Despite attempts to backtrack under recognition that the US and European states are critical of this turn in official Israeli state policy, Netanyahu’s promise to bury the two-state solution in favour of a policy of further annexation has become the Israeli government’s official intent, and has been enthusiastically endorsed by leading ministers and key advisers.

[…]

The Palestinian Authority (PA) based in the West Bank also appears to have rejected a key principle of the Oslo peace paradigm—that of bilateral negotiations under the supervision of the US. Despite a herculean effort by US Secretary of State, John Kerry, to bring the two parties to the negotiating table, in response to the lack of movement towards final status issues and continued settlement expansion (amongst other issues), the Palestinian political elite have withdrawn from negotiations and resumed attempts to ‘internationalise the struggle’ by seeking membership of international organisations such as the United Nations (UN), and signing international treaties such as the Rome Statute, the founding treaty of the International Criminal Court. This change of direction is part of a rethink in the PA and PLO’s strategy rooted in wider discussions and debates.

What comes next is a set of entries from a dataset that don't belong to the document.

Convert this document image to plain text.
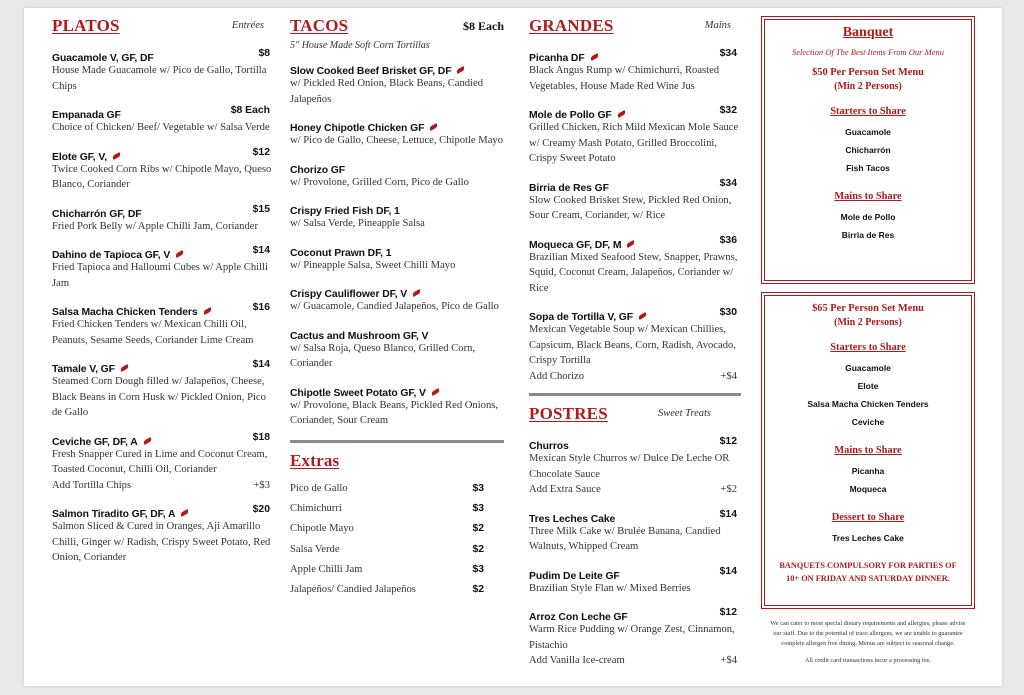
PLATOS	Entrées
Guacamole V, GF, DF	$8
House Made Guacamole w/ Pico de Gallo, Tortilla Chips
Empanada GF	$8 Each
Choice of Chicken/ Beef/ Vegetable w/ Salsa Verde
Elote GF, V,	$12
Twice Cooked Corn Ribs w/ Chipotle Mayo, Queso Blanco, Coriander
Chicharrón GF, DF	$15
Fried Pork Belly w/ Apple Chilli Jam, Coriander
Dahino de Tapioca GF, V	$14
Fried Tapioca and Halloumi Cubes w/ Apple Chilli Jam
Salsa Macha Chicken Tenders	$16
Fried Chicken Tenders w/ Mexican Chilli Oil, Peanuts, Sesame Seeds, Coriander Lime Cream
Tamale V, GF	$14
Steamed Corn Dough filled w/ Jalapeños, Cheese, Black Beans in Corn Husk w/ Pickled Onion, Pico de Gallo
Ceviche GF, DF, A	$18
Fresh Snapper Cured in Lime and Coconut Cream, Toasted Coconut, Chilli Oil, Coriander
Add Tortilla Chips	+$3
Salmon Tiradito GF, DF, A	$20
Salmon Sliced & Cured in Oranges, Aji Amarillo Chilli, Ginger w/ Radish, Crispy Sweet Potato, Red Onion, Coriander
TACOS	$8 Each
5" House Made Soft Corn Tortillas
Slow Cooked Beef Brisket GF, DF
w/ Pickled Red Onion, Black Beans, Candied Jalapeños
Honey Chipotle Chicken GF
w/ Pico de Gallo, Cheese, Lettuce, Chipotle Mayo
Chorizo GF
w/ Provolone, Grilled Corn, Pico de Gallo
Crispy Fried Fish DF, 1
w/ Salsa Verde, Pineapple Salsa
Coconut Prawn DF, 1
w/ Pineapple Salsa, Sweet Chilli Mayo
Crispy Cauliflower DF, V
w/ Guacamole, Candied Jalapeños, Pico de Gallo
Cactus and Mushroom GF, V
w/ Salsa Roja, Queso Blanco, Grilled Corn, Coriander
Chipotle Sweet Potato GF, V
w/ Provolone, Black Beans, Pickled Red Onions, Coriander, Sour Cream
Extras
Pico de Gallo	$3
Chimichurri	$3
Chipotle Mayo	$2
Salsa Verde	$2
Apple Chilli Jam	$3
Jalapeños/ Candied Jalapeños	$2
GRANDES	Mains
Picanha DF	$34
Black Angus Rump w/ Chimichurri, Roasted Vegetables, House Made Red Wine Jus
Mole de Pollo GF	$32
Grilled Chicken, Rich Mild Mexican Mole Sauce w/ Creamy Mash Potato, Grilled Broccolini, Crispy Sweet Potato
Birria de Res GF	$34
Slow Cooked Brisket Stew, Pickled Red Onion, Sour Cream, Coriander, w/ Rice
Moqueca GF, DF, M	$36
Brazilian Mixed Seafood Stew, Snapper, Prawns, Squid, Coconut Cream, Jalapeños, Coriander w/ Rice
Sopa de Tortilla V, GF	$30
Mexican Vegetable Soup w/ Mexican Chillies, Capsicum, Black Beans, Corn, Radish, Avocado, Crispy Tortilla
Add Chorizo	+$4
POSTRES	Sweet Treats
Churros	$12
Mexican Style Churros w/ Dulce De Leche OR Chocolate Sauce
Add Extra Sauce	+$2
Tres Leches Cake	$14
Three Milk Cake w/ Brulée Banana, Candied Walnuts, Whipped Cream
Pudim De Leite GF	$14
Brazilian Style Flan w/ Mixed Berries
Arroz Con Leche GF	$12
Warm Rice Pudding w/ Orange Zest, Cinnamon, Pistachio
Add Vanilla Ice-cream	+$4
Banquet
Selection Of The Best Items From Our Menu
$50 Per Person Set Menu
(Min 2 Persons)
Starters to Share
Guacamole
Chicharrón
Fish Tacos
Mains to Share
Mole de Pollo
Birria de Res
$65 Per Person Set Menu
(Min 2 Persons)
Starters to Share
Guacamole
Elote
Salsa Macha Chicken Tenders
Ceviche
Mains to Share
Picanha
Moqueca
Dessert to Share
Tres Leches Cake
BANQUETS COMPULSORY FOR PARTIES OF 10+ ON FRIDAY AND SATURDAY DINNER.
We can cater to most special dietary requirements and allergies, please advise our staff. Due to the potential of trace allergens, we are unable to guarantee complete allergen free dining. Menus are subject to seasonal change.
All credit card transactions incur a processing fee.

The publication of a document by the Palestine Strategy Study Group (PSSG) in August 2008, the production of which involved many members of the Palestinian political elite (and whose recommendations were studiously discussed at the highest levels of the PA and PLO), showed widespread discontent with the bilateral negotiations framework and suggested ways in which Palestinians could ‘regain the initiative’.

[…]

And yet despite these changes in official Palestinian and Israeli political strategies that signal a deepening of the crisis, donors and the ‘international community’ are reluctant to accept the failure of the Oslo peace paradigm. This political myopia has meant the persistence of a framework that is increasingly divorced from the possibility of a just and sustainable peace. It is also acting as an ideological straitjacket by shutting out alternative interpretations. This special issue seeks a way out of this political and intellectual dead end. In pursuit of this, our various contributions undertake what we regard to be two key tasks: first, to critically analyse the perceptions underpinning the Oslo paradigm and the transformations instituted by its implementation; and second, to assess some alternative ways of understanding the situation rooted in new strategies of resistance that have emerged in the context of these transformations in the post-Oslo landscape.

[…]

Taken as a whole, the articles in this special issue aim to ignite conversations on the conflict that are not based within abstracted debates that centre upon the peace process itself—but that begin from within the realities and geographies of both the continually transforming land of Palestine-Israel and the voices, struggles, worldviews and imaginings of the future of the people who presently inhabit it. For it is by highlighting these transformations, and from within these points of beginning, that we believe more hopeful pathways for alternative ways forward can be collectively imagined, articulated, debated and built.